Styles need to be scoped, or atomic, so that if they load earlier than the DOM content they're intended to style, they don't alter the style of elements already on the page.
For example, CSS Modules have styling rules scoped to the component that imports it. Tailwind uses atomic utility classes, which are compiled into a single stylesheet that's loaded before any classes are used. StyleX generates atomic classes as well. Global styles don't work well with streaming unless loaded at the beginning of the stream.
My Recommendations
CSS Modules
CSS Modules are a small but impactful enhancement on top of vanilla CSS.
They achieve our desired UX constraints and most (but not all) of our DX constraints. They're available in almost every modern bundler and framework. You can copy / paste existing CSS selectors and they'll work in a CSS Module without any changes.
They can't generate atomic styles. They don't support using many themes (just CSS variables). And because the styling code lives outside your TypeScript files, you don't get type safety and autocompletion. But those constraints might be fine for you.
Lightning CSS, which supports CSS Modules, is used by Vite, and soon by Tailwind and Next.js. Tools like postcss
and autoprefixer
are being replaced by faster, all-in-one Rust toolchains.
Tailwind CSS
Tailwind uses a compiler to generate only the classes used. So while the utility CSS framework contains many possible class names, only the classes used (e.g. "font-bold text-2xl"
) will be included in the single, compiled CSS file.
Assuming you only write Tailwind code, your bundle will never be larger than the total set of used Tailwind classes. It's extremely unlikely you would use them all. This means you have a fixed upper bound on the size of the generated CSS file, which is then minified, compressed, and cached for the best performance.

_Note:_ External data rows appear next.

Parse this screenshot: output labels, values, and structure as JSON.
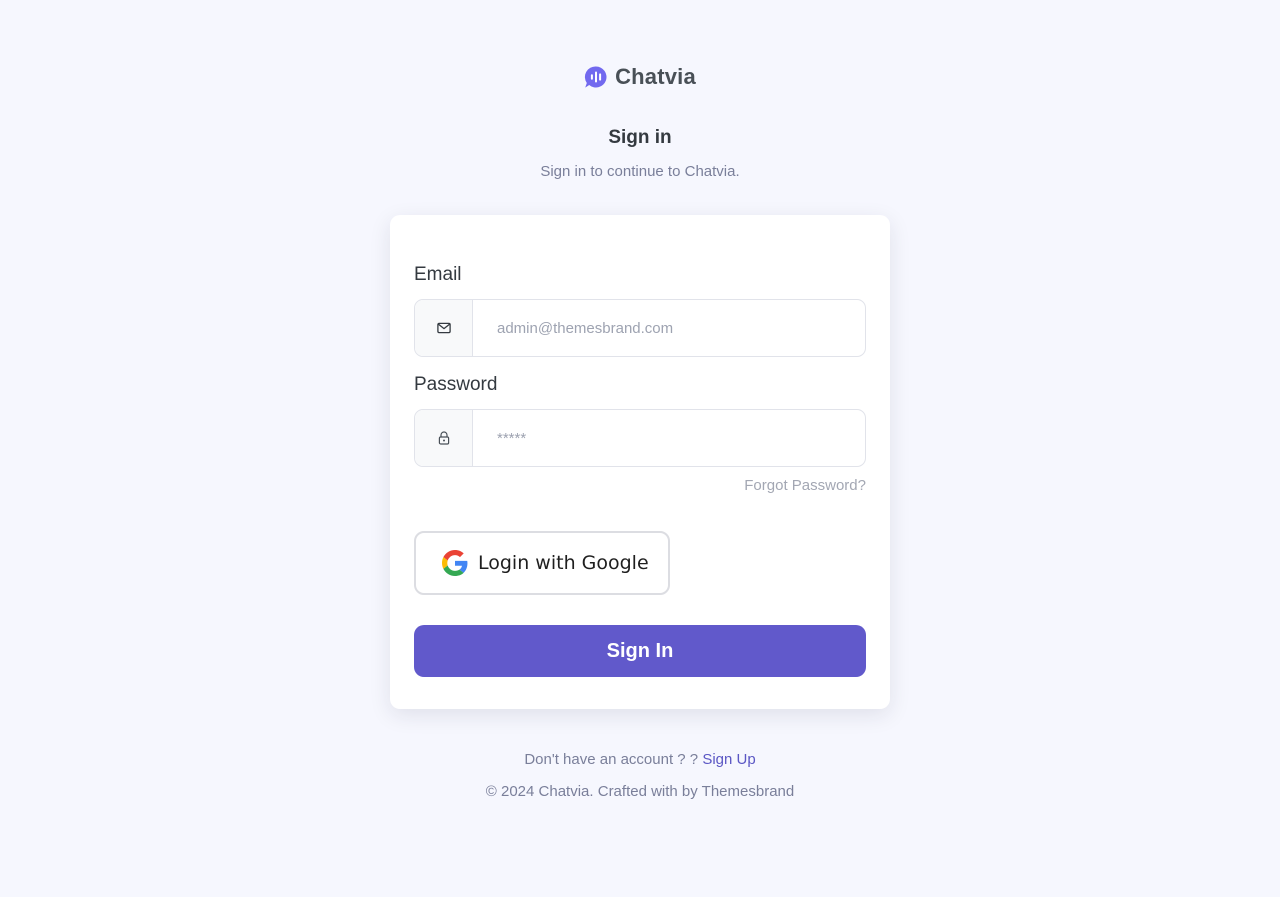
{
  "brand": {
    "name": "Chatvia",
    "icon": "chat-bubble-icon",
    "accent_color": "#7269ef"
  },
  "header": {
    "title": "Sign in",
    "subtitle": "Sign in to continue to Chatvia."
  },
  "form": {
    "email": {
      "label": "Email",
      "placeholder": "admin@themesbrand.com",
      "value": "",
      "icon": "mail-icon"
    },
    "password": {
      "label": "Password",
      "placeholder": "*****",
      "value": "",
      "icon": "lock-icon"
    },
    "forgot_label": "Forgot Password?",
    "google_label": "Login with Google",
    "submit_label": "Sign In",
    "submit_color": "#6159cb"
  },
  "footer": {
    "account_prompt": "Don't have an account ? ?",
    "signup_label": "Sign Up",
    "copyright": "© 2024 Chatvia. Crafted with by Themesbrand"
  }
}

You don't have to only write Tailwind styles. Tailwind classes are just utilities for normal CSS that adhere to a design system. You can mix and match Tailwind with CSS Modules, for example.
Tailwind doesn't come without tradeoffs. There's a bucket of tools that pair with it:
- VSCode integration for autocompletion, linting, syntax highlighting, and more
- Prettier integration for automatic sorting of class names
The most controversial part about Tailwind is the syntax. It's both loved and hated. I didn't appreciate Tailwind until I built something with it, so I'd recommend trying that if your initial reaction is adverse.
StyleX
There are two issues with most CSS-in-JS libraries:
- Performance: Components must convert the styles written in JS into CSS to be inserted into the document when rendering. This can have a significant cost and is why libraries are moving to “zero runtime” libraries like StyleX.
- Compatibility: Many existing CSS-in-JS libraries have added support for React's streaming server-rendering, but are still incompatible with other performance optimizations like moving parts of your application to React Server Components.
To solve these issues, “zero runtime” CSS-in-JS libraries like Vanilla Extract, Panda, and others have been created.
StyleX is the latest CSS-in-JS library, which solves these problems and more. I'd recommend reading through “Thinking in StyleX” if you want to dig in.
This example was my first time using StyleX. While it's still new to open-source (and the ecosystem reflects that), it's not a new library. It powers all the Meta sites: Facebook, Instagram, WhatsApp, and Threads.
You still have to name things though 🫠 Enter buttonWrapperContainer
.
Conclusion
Is CSS... fun for me now? I guess so. I'm excited to see what the next few years bring.
Would you have picked something different? Did I miss anything? Lmk.
¹: More: linear() easing, subgrid, dynamic viewport units, color spaces, and @layer.
²: Since the file names are guaranteed to be unique, you can set the immutable
caching header to tell browsers the content will never change. This allows browsers to cache the file forever, which is great for performance.